OMAHA, Neb. (WOWT) - When Lindsey Cavlovic got hit by a car in Blackstone last summer, she broke 22 bones, including several ribs.

But there’s one thing that Lindsey says saved energy and a lot of pain during her months-long recovery process.

“It would’ve been so much harder and taken a much longer time to recover.”

It’s a procedure called cryoablation of the intercostal nerves.

“You don’t want to do physical therapy when you’re in so much pain constantly, so it just alleviated the pain in my chest and allowed me to focus on the other injuries,” Lindsey says.

The procedure is used when someone has broken ribs that need to be ‘fixated.’

In other words, the ribs need to be put back together and held in place by titanium plates.

“Each one of your ribs has a nerve that runs underneath it which is called the intercostal nerve, and that can be a source of pain especially when you break your ribs,” says Dr. Zachary Bauman, Nebraska Medicine’s Trauma Medical Director. He’s also the director of the chest wall injury program at Nebraska Medicine.

Bauman has performed the cryoablation surgery dozens of times.

“Basically what that is, is freezing that nerve down to minus 60 degrees Celsius we freeze them for a total of two minutes and by doing that, [it] deadens the nerve and creates a numbing sensation across the chest, and it really helps with not only the operative pain but the rib fracture pain itself.”

The nerves eventually regenerate three to six months after being frozen. Bauman performed the procedure on Lindsey just three days after her accident.

“It’s tremendously beneficial,” he says. “When your chest wall gets injured with rib fractures or sternal fractures, it’s extremely painful, and the thing about your ribs is they never stop moving. Unlike other bones in the body when you want them to heal, we stabilize those and keep them from moving and it’s not as painful. But, your ribs you can never stop moving, otherwise, you’d stop breathing and you’d die.”
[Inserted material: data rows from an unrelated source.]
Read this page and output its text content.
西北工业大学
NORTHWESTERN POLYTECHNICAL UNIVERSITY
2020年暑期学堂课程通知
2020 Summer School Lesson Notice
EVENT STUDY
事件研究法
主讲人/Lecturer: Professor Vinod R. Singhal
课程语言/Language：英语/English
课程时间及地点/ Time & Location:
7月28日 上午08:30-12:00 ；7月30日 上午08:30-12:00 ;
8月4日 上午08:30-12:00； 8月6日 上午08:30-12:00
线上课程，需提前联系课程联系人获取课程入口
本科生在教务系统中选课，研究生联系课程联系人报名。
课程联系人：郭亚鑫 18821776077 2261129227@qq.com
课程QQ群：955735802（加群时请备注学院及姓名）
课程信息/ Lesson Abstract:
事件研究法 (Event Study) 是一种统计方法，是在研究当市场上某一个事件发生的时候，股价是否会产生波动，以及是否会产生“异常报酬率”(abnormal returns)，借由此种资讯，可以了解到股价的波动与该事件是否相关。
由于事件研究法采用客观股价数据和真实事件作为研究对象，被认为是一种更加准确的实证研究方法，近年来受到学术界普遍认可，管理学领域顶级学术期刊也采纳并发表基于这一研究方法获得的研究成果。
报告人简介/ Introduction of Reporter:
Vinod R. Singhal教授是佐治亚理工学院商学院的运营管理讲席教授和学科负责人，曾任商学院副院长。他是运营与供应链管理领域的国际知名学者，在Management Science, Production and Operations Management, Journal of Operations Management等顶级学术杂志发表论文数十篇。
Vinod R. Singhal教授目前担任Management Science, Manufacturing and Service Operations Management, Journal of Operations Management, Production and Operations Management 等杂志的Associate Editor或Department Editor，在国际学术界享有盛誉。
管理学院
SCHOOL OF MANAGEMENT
Not only does the surgery help stop that pain but Bauman says studies done at Nebraska Medicine show that it decreases a patient’s reliance on pain medication.

“I can confidently say that this procedure allowed me to stop taking the opioids far before I would’ve been able to if I had not had the procedure done,” she says. “I mean just nine weeks after my accident, I was able to stop taking opioids.”

Bauman can relate to the pain, too. He decided to become a trauma surgeon and focus on cryoablation all thanks to a horse.

“So, when I was 18 I broke some ribs, I got kicked in the chest by a horse, I grew up in the rodeo,” he says. “So I had three rib fractures, and I know what they feel like, they’re very painful.”

Back then, rib plating and cryoablation weren’t nearly as common. But because of his past experiences and how he has helped others, including Lindsey, she’s inspired to follow his path, too.

She always planned on entering the medical field, thinking she wanted to be involved in oncology research. But because of this, her focus is clearer.

“I want to do research in cryoablation because I think the future of it is so promising, and as it becomes done more and more, other patients can have a chance to recover quickly, and as well as I have,” she says.

Lindsey is currently enrolled in UNMC’s Masters of Anatomy program and plans to apply to UNMC’s medical school this year.

Dr. Bauman says he’s working hard to bring the procedure to more patients, too.

“We are actually working on implementing this in the clinic so we can do this percutaneous, if you come to the clinic and maybe you didn’t need rib fixation at the time, but you still have some chronic pain, we’re looking at trying to implement that and perform this right in the clinic under ultrasound guidance and local anesthesia.”